Saturday, March 19, 2005

Interview with John Zerzan


This interview highlights some of John Zerzan's views and is worth reading. I'd like to draw attenion to a couple of issues he comments on.

One of the obvious problems with his rejection of symbolic thought, technology, language, art, religion, in short several essential ingredients of civilisation as we know it is its regression to a pre-historic paradise that looks more like a myth than anything else. It hasn't been proved, and if civilisation has all these problems it is not clear that we are any better off without them - nor does he generally offer much by way of alternatives (other than the pre-historic footnote). Admitting to this shortcoming he says:

I think you are right to suggest that we should avoid idealizing pre-history, refrain from positing it as a state of perfection.

He goes on to place his view of pre-history in the correct perspective, calling it "instructive and inspiring":

On the other hand, hunter-gatherer life seems to have been marked, in general, by the longest and most successful adaptation to nature ever achieved by humans, a high degree of gender equality, an absence of organized violence, significant leisure time, an egalitarian ethos of sharing, and a disease-free robusticity.
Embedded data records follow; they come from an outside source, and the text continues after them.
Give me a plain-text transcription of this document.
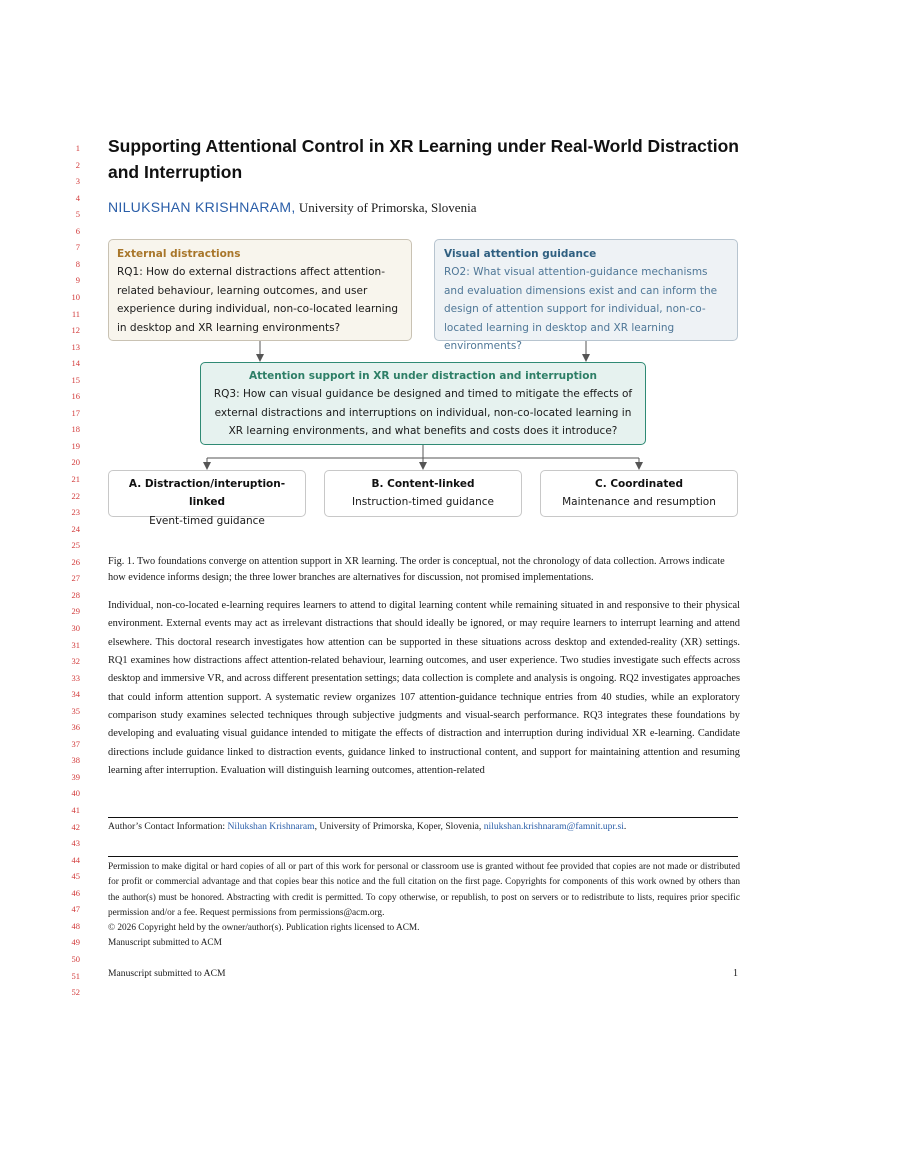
1
2
3
4
5
6
7
8
9
10
11
12
13
14
15
16
17
18
19
20
21
22
23
24
25
26
27
28
29
30
31
32
33
34
35
36
37
38
39
40
41
42
43
44
45
46
47
48
49
50
51
52
Supporting Attentional Control in XR Learning under Real-World Distraction
and Interruption
NILUKSHAN KRISHNARAM, University of Primorska, Slovenia
External distractions
RQ1: How do external distractions affect attention-related behaviour, learning outcomes, and user experience during individual, non-co-located learning in desktop and XR learning environments?
Visual attention guidance
RO2: What visual attention-guidance mechanisms and evaluation dimensions exist and can inform the design of attention support for individual, non-co-located learning in desktop and XR learning environments?
Attention support in XR under distraction and interruption
RQ3: How can visual guidance be designed and timed to mitigate the effects of external distractions and interruptions on individual, non-co-located learning in XR learning environments, and what benefits and costs does it introduce?
A. Distraction/interuption-linked
Event-timed guidance
B. Content-linked
Instruction-timed guidance
C. Coordinated
Maintenance and resumption
Fig. 1. Two foundations converge on attention support in XR learning. The order is conceptual, not the chronology of data collection. Arrows indicate how evidence informs design; the three lower branches are alternatives for discussion, not promised implementations.
Individual, non-co-located e-learning requires learners to attend to digital learning content while remaining situated in and responsive to their physical environment. External events may act as irrelevant distractions that should ideally be ignored, or may require learners to interrupt learning and attend elsewhere. This doctoral research investigates how attention can be supported in these situations across desktop and extended-reality (XR) settings. RQ1 examines how distractions affect attention-related behaviour, learning outcomes, and user experience. Two studies investigate such effects across desktop and immersive VR, and across different presentation settings; data collection is complete and analysis is ongoing. RQ2 investigates approaches that could inform attention support. A systematic review organizes 107 attention-guidance technique entries from 40 studies, while an exploratory comparison study examines selected techniques through subjective judgments and visual-search performance. RQ3 integrates these foundations by developing and evaluating visual guidance intended to mitigate the effects of distraction and interruption during individual XR e-learning. Candidate directions include guidance linked to distraction events, guidance linked to instructional content, and support for maintaining attention and resuming learning after interruption. Evaluation will distinguish learning outcomes, attention-related
Author’s Contact Information: Nilukshan Krishnaram, University of Primorska, Koper, Slovenia, nilukshan.krishnaram@famnit.upr.si.
Permission to make digital or hard copies of all or part of this work for personal or classroom use is granted without fee provided that copies are not made or distributed for profit or commercial advantage and that copies bear this notice and the full citation on the first page. Copyrights for components of this work owned by others than the author(s) must be honored. Abstracting with credit is permitted. To copy otherwise, or republish, to post on servers or to redistribute to lists, requires prior specific permission and/or a fee. Request permissions from permissions@acm.org.
© 2026 Copyright held by the owner/author(s). Publication rights licensed to ACM.
Manuscript submitted to ACM
Manuscript submitted to ACM	1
Thus it seems to me instructive and inspiring, even if imperfect and and perhaps never fully known to us.

So basically there are these values we might strive towards: equality, absence of violence, abundant leisure time, egalitarian ethos, lack of disease. I would add to them his usual emphasis on sensual experience in the present. And the hunter-gatherer's lack of reliance on civilisation as we know it is the model to strive for then. Or that is the implication - Zerzan doesn't exactly offer it.

With regards to technology, the obvious question - and my own contention - is whether technology is reversible. In his view technology is never neutral - an eye-opener for sure - and therefore should be questioned:

Technology has never been neutral, like some discreet tool detachable from its context. It always partakes of and expresses the basic values of the social system in which it is embedded.

Ultimately his viewpoint on technology is worthwhile because of the moral dimension he introduces:

It is quite possible that it is irreversible, but the only way to know is to challenge it. If one concludes that the course of techno-progress is proving
disastrous then one is obliged to stop it, to reverse it. This is a matter of basic morality, it seems to me.


My own position must be clarified, but that is a task for another time. I am not quite ready to do so yet.

In the meantime I am reading Jean-Jacques Rousseau's The Social Contract, about which I will have something to say soon.